Gustav Werner genoss über die Grenzen der Stadt hinaus einen mythischen Ruf. Schon als Kind hatte er aufmerksam Eichhörnchen und weiße Mäuse beobachtet – Letzteren brachte er Kunststücke bei. Später durfte es für ihn zwei Nummern größer sein: Ein afrikanischer Löwe war seinen Worten „unterthan“, erinnerte sich ein Zeitzeuge, der in Gustav Werner einen „Thierbändiger ersten Ranges“ sah. Der Cafébesitzer schlug das Publikum als Dompteur in seinen Bann: Werner gab den Animateur für Federvieh, Vier- und Zweibeiner – sein Zoo war auch ein Wirtschaftsbetrieb. Bei Gustav Werner musizierte eine Militärkapelle, loderte bengalisches Feuer, und die Besucher spielten Billard.
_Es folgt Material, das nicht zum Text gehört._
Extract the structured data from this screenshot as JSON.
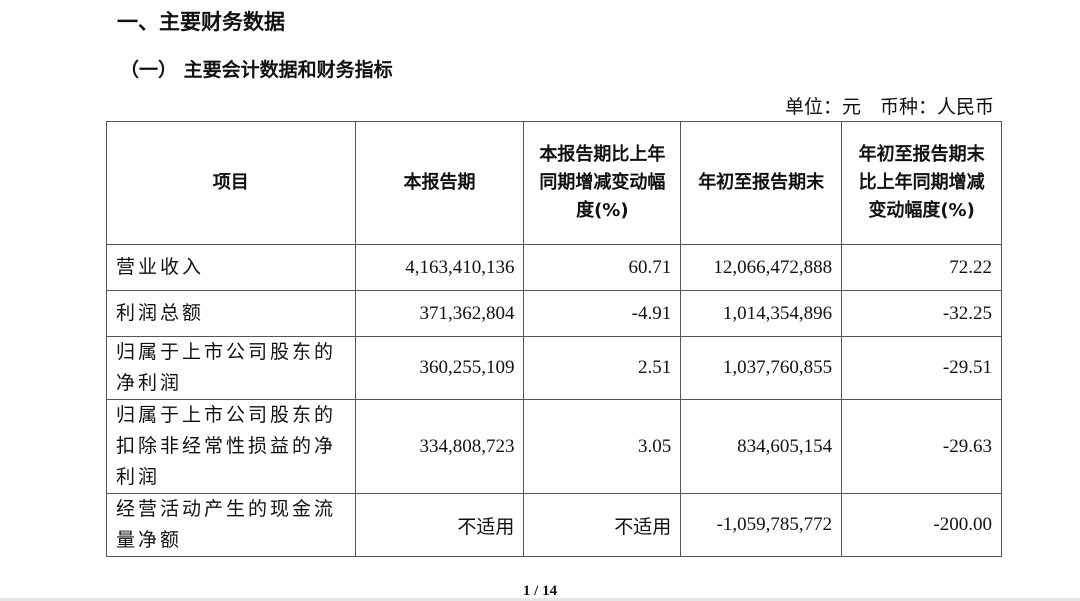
{
  "section_title": "一、主要财务数据",
  "subsection_title": "（一） 主要会计数据和财务指标",
  "unit_note": "单位：元　币种：人民币",
  "table": {
    "headers": [
      "项目",
      "本报告期",
      "本报告期比上年同期增减变动幅度(%)",
      "年初至报告期末",
      "年初至报告期末比上年同期增减变动幅度(%)"
    ],
    "rows": [
      [
        "营业收入",
        "4,163,410,136",
        "60.71",
        "12,066,472,888",
        "72.22"
      ],
      [
        "利润总额",
        "371,362,804",
        "-4.91",
        "1,014,354,896",
        "-32.25"
      ],
      [
        "归属于上市公司股东的净利润",
        "360,255,109",
        "2.51",
        "1,037,760,855",
        "-29.51"
      ],
      [
        "归属于上市公司股东的扣除非经常性损益的净利润",
        "334,808,723",
        "3.05",
        "834,605,154",
        "-29.63"
      ],
      [
        "经营活动产生的现金流量净额",
        "不适用",
        "不适用",
        "-1,059,785,772",
        "-200.00"
      ]
    ]
  },
  "page_indicator": "1 / 14"
}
Die Show musste immer weitergehen, das Publikum verlangte nach neuen Sensationen. Der „Affen-Werner“ wusste, wie das Spiel läuft. Einer seiner ersten Stars hieß „Prinz Schmudi von Java“ – ein Affe, der Kinder und Alte, Bürger und Adlige anlockte. 1855 kaufte Gustav Werner eine vier Jahre alte braune Bärin. Wer einen Blick auf seine Dressurvorführung mit dem Tier werfen wollte, musste eine „Schaugebühr“ in Höhe von sechs Kreuzern bezahlen. Später erwarb der Affen-Werner einen Eisbären aus Hamburg und zwei Löwen namens Mustapha und Cora. Als er im März 1870 starb, sahen vor allem die Kinder wehmütig dem Leichenzug hinterher. Mit dem Tod des Gründers begann der wirtschaftliche Niedergang des Tiergartens. Gustav Werners Witwe ließ ihn 1873 schließen. In Stuttgart machte später eine Anekdote die Runde: Schwaben hätten den Löwen Mustapha im Ausland wieder gesehen: ausgestopft, im Londoner Kristallpalast.
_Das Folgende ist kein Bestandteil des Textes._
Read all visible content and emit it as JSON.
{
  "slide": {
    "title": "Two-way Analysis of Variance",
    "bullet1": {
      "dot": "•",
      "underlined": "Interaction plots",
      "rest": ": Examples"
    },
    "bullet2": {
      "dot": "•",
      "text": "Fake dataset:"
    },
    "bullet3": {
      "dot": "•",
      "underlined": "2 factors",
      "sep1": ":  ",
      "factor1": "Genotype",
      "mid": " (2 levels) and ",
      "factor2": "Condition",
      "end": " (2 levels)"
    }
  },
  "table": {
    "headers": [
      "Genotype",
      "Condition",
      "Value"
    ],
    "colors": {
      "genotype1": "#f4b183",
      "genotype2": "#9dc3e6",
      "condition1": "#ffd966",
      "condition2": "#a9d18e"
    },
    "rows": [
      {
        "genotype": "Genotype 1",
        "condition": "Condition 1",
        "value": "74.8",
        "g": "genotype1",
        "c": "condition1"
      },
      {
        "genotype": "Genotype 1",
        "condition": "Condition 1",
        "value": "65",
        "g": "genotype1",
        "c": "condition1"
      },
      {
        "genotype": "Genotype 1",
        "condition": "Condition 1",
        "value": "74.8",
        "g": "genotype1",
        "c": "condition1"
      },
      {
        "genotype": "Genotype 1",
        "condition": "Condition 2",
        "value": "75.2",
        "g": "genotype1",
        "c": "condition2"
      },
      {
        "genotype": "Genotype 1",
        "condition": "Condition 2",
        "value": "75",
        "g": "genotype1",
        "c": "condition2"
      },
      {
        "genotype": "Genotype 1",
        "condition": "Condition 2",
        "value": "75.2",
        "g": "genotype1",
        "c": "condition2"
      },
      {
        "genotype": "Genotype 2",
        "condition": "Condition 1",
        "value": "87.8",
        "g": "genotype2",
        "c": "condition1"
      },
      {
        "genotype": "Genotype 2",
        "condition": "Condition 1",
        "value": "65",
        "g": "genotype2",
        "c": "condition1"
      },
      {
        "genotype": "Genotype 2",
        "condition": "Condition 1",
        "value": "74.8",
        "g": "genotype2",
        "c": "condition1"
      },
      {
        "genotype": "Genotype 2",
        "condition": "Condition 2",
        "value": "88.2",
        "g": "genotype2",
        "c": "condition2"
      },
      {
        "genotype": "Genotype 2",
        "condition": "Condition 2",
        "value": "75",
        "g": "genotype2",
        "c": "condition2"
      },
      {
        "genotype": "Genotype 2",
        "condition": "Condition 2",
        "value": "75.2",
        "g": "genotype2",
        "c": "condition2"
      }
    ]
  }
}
Ein Zimmermann wird Zoodirektor

Solche Tiere kannten die meisten Stuttgarter Anfang des 19. Jahrhunderts höchstens aus Büchern: In gotischen Vogelhäusern saßen Weißkopfadler, Bartgeier und Uhus – Biber und sogar ein Tapir teilten sich ein Wasserbecken. König Friedrich hatte unterhalb des Neckartors die erste größere Menagerie der Stadt anlegen lassen. Der Eingang des Tiergartens lag an der Cannstatter Straße, der Eintritt war für die Besucher frei. Aus der königlichen Privatschatulle floss viel Geld, mit dem exotische Tiere aus der Alten und der Neuen Welt gekauft wurden: Kakadus und Gürteltiere, Wasch- und Nasenbären, ein Leopard und ein Kamel.
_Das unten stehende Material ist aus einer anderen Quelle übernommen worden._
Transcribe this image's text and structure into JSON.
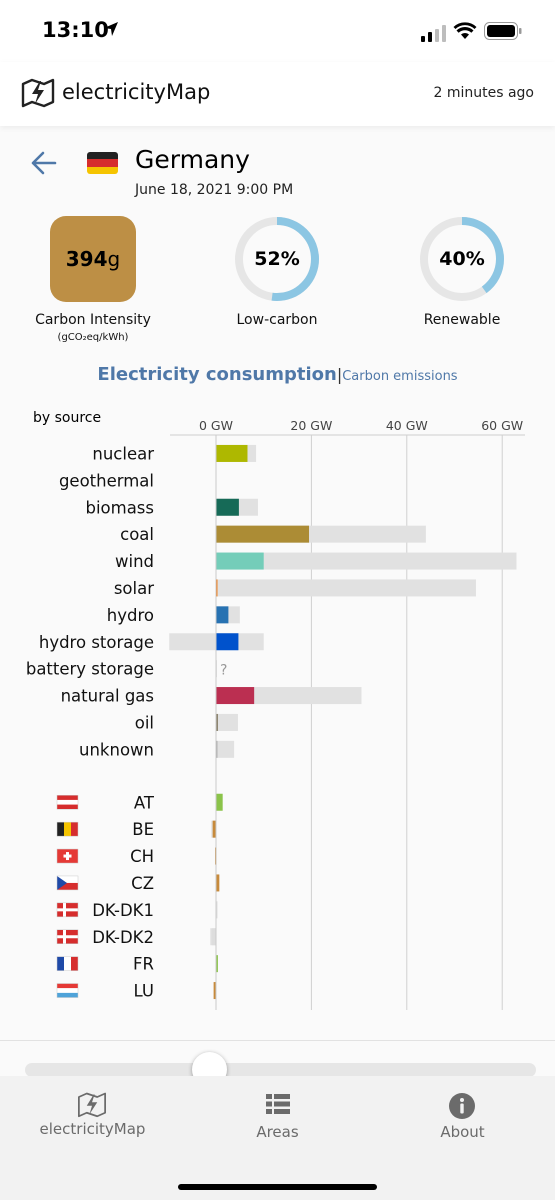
{
  "status_bar": {
    "time": "13:10"
  },
  "header": {
    "app_name": "electricityMap",
    "updated": "2 minutes ago"
  },
  "zone": {
    "name": "Germany",
    "datetime": "June 18, 2021 9:00 PM"
  },
  "metrics": {
    "carbon_intensity": {
      "value": "394",
      "unit": "g",
      "label": "Carbon Intensity",
      "unit_label": "(gCO₂eq/kWh)",
      "color": "#bd8f45"
    },
    "low_carbon": {
      "value": "52%",
      "label": "Low-carbon",
      "fraction": 0.52
    },
    "renewable": {
      "value": "40%",
      "label": "Renewable",
      "fraction": 0.4
    }
  },
  "tabs": {
    "active": "Electricity consumption",
    "separator": "|",
    "other": "Carbon emissions"
  },
  "chart_data": {
    "type": "bar",
    "title": "by source",
    "axis_ticks": [
      "0 GW",
      "20 GW",
      "40 GW",
      "60 GW"
    ],
    "xlim": [
      -10,
      64
    ],
    "sources": [
      {
        "name": "nuclear",
        "value": 6.6,
        "capacity": 8.4,
        "color": "#aeb800"
      },
      {
        "name": "geothermal",
        "value": 0,
        "capacity": 0,
        "color": "#f5b300"
      },
      {
        "name": "biomass",
        "value": 4.8,
        "capacity": 8.8,
        "color": "#166a57"
      },
      {
        "name": "coal",
        "value": 19.5,
        "capacity": 44.0,
        "color": "#ac8c35"
      },
      {
        "name": "wind",
        "value": 10.0,
        "capacity": 63.0,
        "color": "#74cdb9"
      },
      {
        "name": "solar",
        "value": 0.3,
        "capacity": 54.5,
        "color": "#f27406"
      },
      {
        "name": "hydro",
        "value": 2.6,
        "capacity": 5.0,
        "color": "#2772b2"
      },
      {
        "name": "hydro storage",
        "value": 4.7,
        "capacity": 10.0,
        "negative_capacity": -9.8,
        "color": "#0052cc"
      },
      {
        "name": "battery storage",
        "value": 0,
        "capacity": 0.2,
        "unknown": "?",
        "color": "#b76fd4"
      },
      {
        "name": "natural gas",
        "value": 8.0,
        "capacity": 30.5,
        "color": "#bb2f51"
      },
      {
        "name": "oil",
        "value": 0.4,
        "capacity": 4.6,
        "color": "#867d66"
      },
      {
        "name": "unknown",
        "value": 0.3,
        "capacity": 3.8,
        "color": "#acacac"
      }
    ],
    "exchanges": [
      {
        "name": "AT",
        "value": 1.4,
        "color": "#8bc34a",
        "flag": "at"
      },
      {
        "name": "BE",
        "value": -0.7,
        "capacity": 1.0,
        "color": "#c78a3b",
        "flag": "be"
      },
      {
        "name": "CH",
        "value": -0.2,
        "color": "#c78a3b",
        "flag": "ch"
      },
      {
        "name": "CZ",
        "value": 0.7,
        "color": "#c78a3b",
        "flag": "cz"
      },
      {
        "name": "DK-DK1",
        "value": 0.2,
        "color": "#dddddd",
        "flag": "dk"
      },
      {
        "name": "DK-DK2",
        "value": -0.9,
        "capacity": 1.2,
        "color": "#dddddd",
        "flag": "dk"
      },
      {
        "name": "FR",
        "value": 0.4,
        "color": "#8bc34a",
        "flag": "fr"
      },
      {
        "name": "LU",
        "value": -0.5,
        "color": "#c78a3b",
        "flag": "lu"
      }
    ]
  },
  "tabbar": {
    "items": [
      "electricityMap",
      "Areas",
      "About"
    ]
  }
}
Staunend versammelten sich die Menschen vor jenem Haus, in dem drei asiatische Elefanten lebten. Doch dieses exotische Vergnügen blieb den Stuttgartern nur kurze Zeit erhalten. König Friedrich starb, und eine weltweite Missernte stürzte auch Württemberg in eine Hungersnot. Im Jahr 1816 musste die königliche Menagerie deswegen aufgeben, und viele Tiere mussten verkauft werden. Ein Zirkusbesitzer erwarb den jüngsten der drei Elefanten, der mittlere wurde getötet und für das königliche Naturalienkabinett ausgestopft.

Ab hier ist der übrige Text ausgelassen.